Additionally, at paragraph 25, TD 2006/78 states:

    Ultimately, these are questions of fact depending on all the circumstances involved. Relevant factors to consider in determining these questions (in addition to whether the occupier has a right to exclusive possession) include the degree of control retained by the owner and the extent of any services provided by the owner such as room cleaning, provision of meals, supply of linen and shared amenities (Allen v. Aller (1966) 1 NSWR 572), Appah v. Parncliffe Investments Ltd [1964] 1 All ER 838 and Marchant v. Charters [1977] 3 All ER 918).

TD 2006/78 provides the following example:

    Example 3: boarding house

    8. David owns an 8 bedroom property which he operates as a boarding house. He resides on the premises. Boarders enter into arrangements to occupy single rooms with the average length of stay being 4-6 weeks. No notice is required to quit the rooms. There are rules requiring visitors to leave the premises by a certain time and David retains the right to enter the rooms. David pays for all utilities (gas, electricity, water) and provides the following services and facilities to boarders:

      ● room cleaning and general maintenance;

      ● linen and towels; and

      ● common areas such as a TV/lounge room, kitchen, bathrooms, laundry and a recreation area.

    9. In this example, the services and facilities provided to boarders are relatively significant and the average length of stay is relatively short. David retains a significant degree of control over the premises through being on the premises most of the time. The arrangements entered into indicate that those staying in the boarding house do not have the right to exclusive possession of a room but rather only a right to occupy the room.

    10. These circumstances indicate that the relationship between David and those staying at the boarding house is not that of landlord/tenant under a lease agreement. Accordingly, the income derived is not 'rent' and therefore the paragraph 152-40(4)(e) exclusion does not apply.

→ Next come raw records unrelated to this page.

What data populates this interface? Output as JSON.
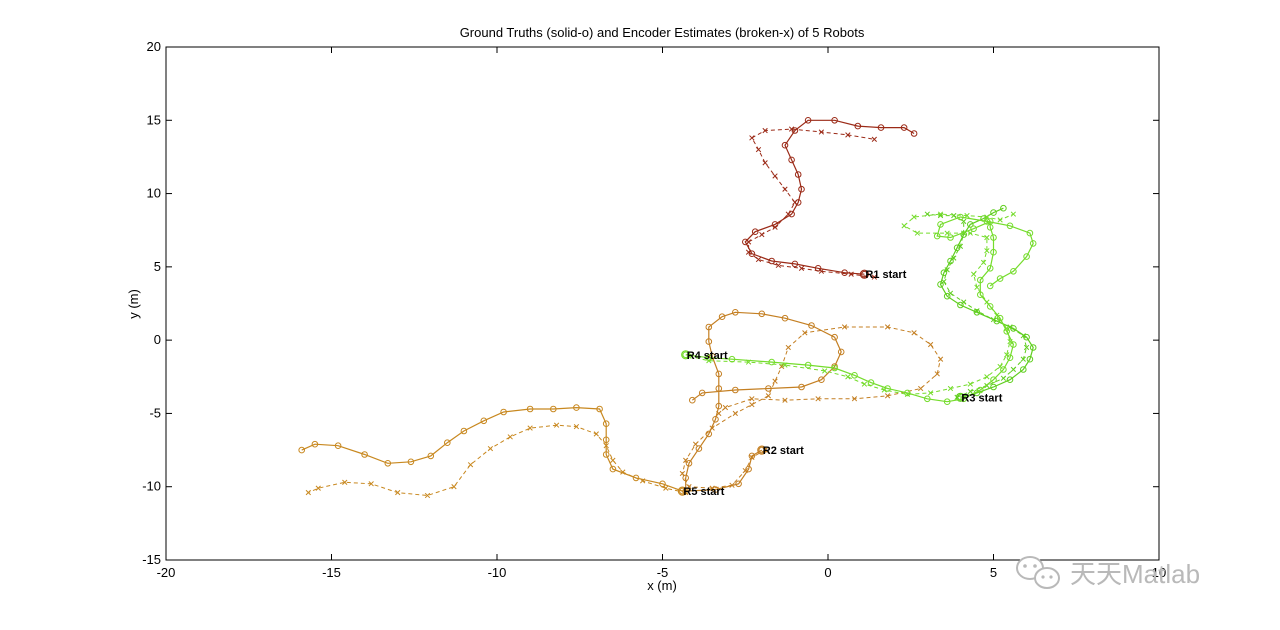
{
  "chart_data": {
    "type": "line",
    "title": "Ground Truths (solid-o) and Encoder Estimates (broken-x) of 5 Robots",
    "xlabel": "x (m)",
    "ylabel": "y (m)",
    "xlim": [
      -20,
      10
    ],
    "ylim": [
      -15,
      20
    ],
    "xticks": [
      -20,
      -15,
      -10,
      -5,
      0,
      5,
      10
    ],
    "yticks": [
      -15,
      -10,
      -5,
      0,
      5,
      10,
      15,
      20
    ],
    "grid": false,
    "series": [
      {
        "robot": "R1",
        "color": "#9b2a17",
        "start_label": "R1 start",
        "start_point": [
          1.1,
          4.5
        ],
        "truth": [
          [
            1.1,
            4.5
          ],
          [
            0.5,
            4.6
          ],
          [
            -0.3,
            4.9
          ],
          [
            -1.0,
            5.2
          ],
          [
            -1.7,
            5.4
          ],
          [
            -2.3,
            5.9
          ],
          [
            -2.5,
            6.7
          ],
          [
            -2.2,
            7.4
          ],
          [
            -1.6,
            7.9
          ],
          [
            -1.1,
            8.6
          ],
          [
            -0.9,
            9.4
          ],
          [
            -0.8,
            10.3
          ],
          [
            -0.9,
            11.3
          ],
          [
            -1.1,
            12.3
          ],
          [
            -1.3,
            13.3
          ],
          [
            -1.0,
            14.3
          ],
          [
            -0.6,
            15.0
          ],
          [
            0.2,
            15.0
          ],
          [
            0.9,
            14.6
          ],
          [
            1.6,
            14.5
          ],
          [
            2.3,
            14.5
          ],
          [
            2.6,
            14.1
          ]
        ],
        "estimate": [
          [
            1.4,
            4.3
          ],
          [
            0.7,
            4.5
          ],
          [
            -0.2,
            4.7
          ],
          [
            -0.8,
            4.9
          ],
          [
            -1.5,
            5.1
          ],
          [
            -2.1,
            5.5
          ],
          [
            -2.4,
            6.0
          ],
          [
            -2.4,
            6.7
          ],
          [
            -2.0,
            7.2
          ],
          [
            -1.6,
            7.7
          ],
          [
            -1.2,
            8.6
          ],
          [
            -1.0,
            9.4
          ],
          [
            -1.3,
            10.3
          ],
          [
            -1.6,
            11.2
          ],
          [
            -1.9,
            12.1
          ],
          [
            -2.1,
            13.0
          ],
          [
            -2.3,
            13.8
          ],
          [
            -1.9,
            14.3
          ],
          [
            -1.1,
            14.4
          ],
          [
            -0.2,
            14.2
          ],
          [
            0.6,
            14.0
          ],
          [
            1.4,
            13.7
          ]
        ]
      },
      {
        "robot": "R2",
        "color": "#c47f22",
        "start_label": "R2 start",
        "start_point": [
          -2.0,
          -7.5
        ],
        "truth": [
          [
            -2.0,
            -7.5
          ],
          [
            -2.3,
            -7.9
          ],
          [
            -2.4,
            -8.8
          ],
          [
            -2.7,
            -9.8
          ],
          [
            -3.4,
            -10.2
          ],
          [
            -4.3,
            -10.3
          ],
          [
            -4.3,
            -9.4
          ],
          [
            -4.2,
            -8.4
          ],
          [
            -3.9,
            -7.4
          ],
          [
            -3.6,
            -6.4
          ],
          [
            -3.4,
            -5.4
          ],
          [
            -3.3,
            -4.5
          ],
          [
            -3.3,
            -3.3
          ],
          [
            -3.3,
            -2.3
          ],
          [
            -3.5,
            -1.1
          ],
          [
            -3.6,
            -0.1
          ],
          [
            -3.6,
            0.9
          ],
          [
            -3.2,
            1.6
          ],
          [
            -2.8,
            1.9
          ],
          [
            -2.0,
            1.8
          ],
          [
            -1.3,
            1.5
          ],
          [
            -0.5,
            1.0
          ],
          [
            0.2,
            0.2
          ],
          [
            0.4,
            -0.8
          ],
          [
            0.2,
            -1.8
          ],
          [
            -0.2,
            -2.7
          ],
          [
            -0.8,
            -3.2
          ],
          [
            -1.8,
            -3.3
          ],
          [
            -2.8,
            -3.4
          ],
          [
            -3.8,
            -3.6
          ],
          [
            -4.1,
            -4.1
          ]
        ],
        "estimate": [
          [
            -1.9,
            -7.5
          ],
          [
            -2.3,
            -8.0
          ],
          [
            -2.5,
            -8.9
          ],
          [
            -2.9,
            -9.9
          ],
          [
            -3.5,
            -10.1
          ],
          [
            -4.2,
            -10.0
          ],
          [
            -4.4,
            -9.1
          ],
          [
            -4.3,
            -8.2
          ],
          [
            -4.0,
            -7.1
          ],
          [
            -3.5,
            -6.0
          ],
          [
            -2.8,
            -5.0
          ],
          [
            -2.3,
            -4.4
          ],
          [
            -1.8,
            -3.8
          ],
          [
            -1.6,
            -2.8
          ],
          [
            -1.4,
            -1.8
          ],
          [
            -1.2,
            -0.5
          ],
          [
            -0.7,
            0.5
          ],
          [
            0.5,
            0.9
          ],
          [
            1.8,
            0.9
          ],
          [
            2.6,
            0.5
          ],
          [
            3.1,
            -0.3
          ],
          [
            3.4,
            -1.3
          ],
          [
            3.3,
            -2.3
          ],
          [
            2.8,
            -3.3
          ],
          [
            1.8,
            -3.8
          ],
          [
            0.8,
            -4.0
          ],
          [
            -0.3,
            -4.0
          ],
          [
            -1.3,
            -4.1
          ],
          [
            -2.3,
            -4.0
          ],
          [
            -3.1,
            -4.6
          ],
          [
            -3.3,
            -5.0
          ]
        ]
      },
      {
        "robot": "R3",
        "color": "#5fce1e",
        "start_label": "R3 start",
        "start_point": [
          4.0,
          -3.9
        ],
        "truth": [
          [
            4.0,
            -3.9
          ],
          [
            4.5,
            -3.6
          ],
          [
            5.0,
            -3.2
          ],
          [
            5.5,
            -2.7
          ],
          [
            5.9,
            -2.0
          ],
          [
            6.1,
            -1.3
          ],
          [
            6.2,
            -0.5
          ],
          [
            6.0,
            0.2
          ],
          [
            5.6,
            0.8
          ],
          [
            5.1,
            1.3
          ],
          [
            4.5,
            1.9
          ],
          [
            4.0,
            2.4
          ],
          [
            3.6,
            3.0
          ],
          [
            3.4,
            3.8
          ],
          [
            3.5,
            4.6
          ],
          [
            3.7,
            5.4
          ],
          [
            3.9,
            6.3
          ],
          [
            4.1,
            7.2
          ],
          [
            4.3,
            7.9
          ],
          [
            4.7,
            8.3
          ],
          [
            5.0,
            8.7
          ],
          [
            5.3,
            9.0
          ]
        ],
        "estimate": [
          [
            3.9,
            -3.9
          ],
          [
            4.3,
            -3.5
          ],
          [
            4.8,
            -3.1
          ],
          [
            5.3,
            -2.6
          ],
          [
            5.6,
            -2.0
          ],
          [
            5.9,
            -1.3
          ],
          [
            6.0,
            -0.5
          ],
          [
            5.9,
            0.3
          ],
          [
            5.5,
            0.9
          ],
          [
            5.0,
            1.4
          ],
          [
            4.5,
            2.0
          ],
          [
            4.1,
            2.6
          ],
          [
            3.7,
            3.2
          ],
          [
            3.5,
            4.0
          ],
          [
            3.6,
            4.8
          ],
          [
            3.8,
            5.6
          ],
          [
            4.0,
            6.4
          ],
          [
            4.1,
            7.3
          ],
          [
            4.1,
            8.1
          ],
          [
            3.8,
            8.5
          ],
          [
            3.4,
            8.5
          ],
          [
            3.0,
            8.6
          ]
        ]
      },
      {
        "robot": "R4",
        "color": "#74dc2b",
        "start_label": "R4 start",
        "start_point": [
          -4.3,
          -1.0
        ],
        "truth": [
          [
            -4.3,
            -1.0
          ],
          [
            -3.6,
            -1.2
          ],
          [
            -2.9,
            -1.3
          ],
          [
            -1.7,
            -1.5
          ],
          [
            -0.6,
            -1.7
          ],
          [
            0.2,
            -1.9
          ],
          [
            0.8,
            -2.4
          ],
          [
            1.3,
            -2.9
          ],
          [
            1.8,
            -3.3
          ],
          [
            2.4,
            -3.6
          ],
          [
            3.0,
            -4.0
          ],
          [
            3.6,
            -4.2
          ],
          [
            4.1,
            -4.0
          ],
          [
            4.6,
            -3.4
          ],
          [
            5.0,
            -2.7
          ],
          [
            5.3,
            -2.0
          ],
          [
            5.5,
            -1.2
          ],
          [
            5.6,
            -0.3
          ],
          [
            5.4,
            0.6
          ],
          [
            5.2,
            1.5
          ],
          [
            4.9,
            2.3
          ],
          [
            4.6,
            3.1
          ],
          [
            4.6,
            4.1
          ],
          [
            4.9,
            4.9
          ],
          [
            5.0,
            6.0
          ],
          [
            5.0,
            7.0
          ],
          [
            4.9,
            7.7
          ],
          [
            4.9,
            8.1
          ],
          [
            4.4,
            7.6
          ],
          [
            3.7,
            7.0
          ],
          [
            3.3,
            7.1
          ],
          [
            3.4,
            7.9
          ],
          [
            4.0,
            8.4
          ],
          [
            4.8,
            8.1
          ],
          [
            5.5,
            7.8
          ],
          [
            6.1,
            7.3
          ],
          [
            6.2,
            6.6
          ],
          [
            6.0,
            5.7
          ],
          [
            5.6,
            4.7
          ],
          [
            5.2,
            4.2
          ],
          [
            4.9,
            3.7
          ]
        ],
        "estimate": [
          [
            -4.2,
            -1.1
          ],
          [
            -3.6,
            -1.4
          ],
          [
            -2.4,
            -1.5
          ],
          [
            -1.3,
            -1.7
          ],
          [
            -0.1,
            -2.1
          ],
          [
            0.6,
            -2.5
          ],
          [
            1.1,
            -3.0
          ],
          [
            1.7,
            -3.4
          ],
          [
            2.4,
            -3.7
          ],
          [
            3.1,
            -3.6
          ],
          [
            3.7,
            -3.3
          ],
          [
            4.3,
            -3.0
          ],
          [
            4.8,
            -2.5
          ],
          [
            5.2,
            -1.8
          ],
          [
            5.4,
            -1.0
          ],
          [
            5.5,
            -0.1
          ],
          [
            5.4,
            0.8
          ],
          [
            5.1,
            1.7
          ],
          [
            4.8,
            2.6
          ],
          [
            4.5,
            3.6
          ],
          [
            4.4,
            4.5
          ],
          [
            4.7,
            5.3
          ],
          [
            4.8,
            6.1
          ],
          [
            4.8,
            7.0
          ],
          [
            4.3,
            7.3
          ],
          [
            3.6,
            7.3
          ],
          [
            2.7,
            7.3
          ],
          [
            2.3,
            7.8
          ],
          [
            2.6,
            8.4
          ],
          [
            3.4,
            8.6
          ],
          [
            4.2,
            8.5
          ],
          [
            4.8,
            8.4
          ],
          [
            5.2,
            8.2
          ],
          [
            5.6,
            8.6
          ]
        ]
      },
      {
        "robot": "R5",
        "color": "#c8881f",
        "start_label": "R5 start",
        "start_point": [
          -4.4,
          -10.3
        ],
        "truth": [
          [
            -4.4,
            -10.3
          ],
          [
            -5.0,
            -9.8
          ],
          [
            -5.8,
            -9.4
          ],
          [
            -6.5,
            -8.8
          ],
          [
            -6.7,
            -7.8
          ],
          [
            -6.7,
            -6.8
          ],
          [
            -6.7,
            -5.7
          ],
          [
            -6.9,
            -4.7
          ],
          [
            -7.6,
            -4.6
          ],
          [
            -8.3,
            -4.7
          ],
          [
            -9.0,
            -4.7
          ],
          [
            -9.8,
            -4.9
          ],
          [
            -10.4,
            -5.5
          ],
          [
            -11.0,
            -6.2
          ],
          [
            -11.5,
            -7.0
          ],
          [
            -12.0,
            -7.9
          ],
          [
            -12.6,
            -8.3
          ],
          [
            -13.3,
            -8.4
          ],
          [
            -14.0,
            -7.8
          ],
          [
            -14.8,
            -7.2
          ],
          [
            -15.5,
            -7.1
          ],
          [
            -15.9,
            -7.5
          ]
        ],
        "estimate": [
          [
            -4.3,
            -10.4
          ],
          [
            -4.9,
            -10.1
          ],
          [
            -5.6,
            -9.6
          ],
          [
            -6.2,
            -9.0
          ],
          [
            -6.5,
            -8.2
          ],
          [
            -6.7,
            -7.2
          ],
          [
            -7.0,
            -6.4
          ],
          [
            -7.6,
            -5.9
          ],
          [
            -8.2,
            -5.8
          ],
          [
            -9.0,
            -6.0
          ],
          [
            -9.6,
            -6.6
          ],
          [
            -10.2,
            -7.4
          ],
          [
            -10.8,
            -8.5
          ],
          [
            -11.3,
            -10.0
          ],
          [
            -12.1,
            -10.6
          ],
          [
            -13.0,
            -10.4
          ],
          [
            -13.8,
            -9.8
          ],
          [
            -14.6,
            -9.7
          ],
          [
            -15.4,
            -10.1
          ],
          [
            -15.7,
            -10.4
          ]
        ]
      }
    ]
  },
  "watermark": {
    "text": "天天Matlab"
  }
}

If David's activities amount to the carrying on of a business, the boarding house will be an active asset under section 152-40 of the ITAA 1997. [emphasis added]

In this case, while it is accepted that the Trust does provide some services to the occupants of the shops and manages the common areas, these services and the control the Trust retains over the shopping centre is not considered to be on the same scale as provided in the above example. A number of activities the Trust carries out are all activities that are generally associated with the ownership of any rental property. In any case in the above example ‘the relationship… is not that of a landlord/tenant under a lease agreement’ whereas in the Trust’s case there is such a relationship and therefore it is considered that the Trust’s situation can be distinguished from that in the example.

Shopping centre leases are considered to be long term arrangements and it would be reasonable to assume that the tenants view the payments as rent and would not expect their business to be moved into a different shop at any time

Accordingly, we consider the main use of the shopping centre is to derive rent. Therefore, the shopping centre will be excluded from being an active asset under paragraph 152-40(4)(e) of the ITAA 1997.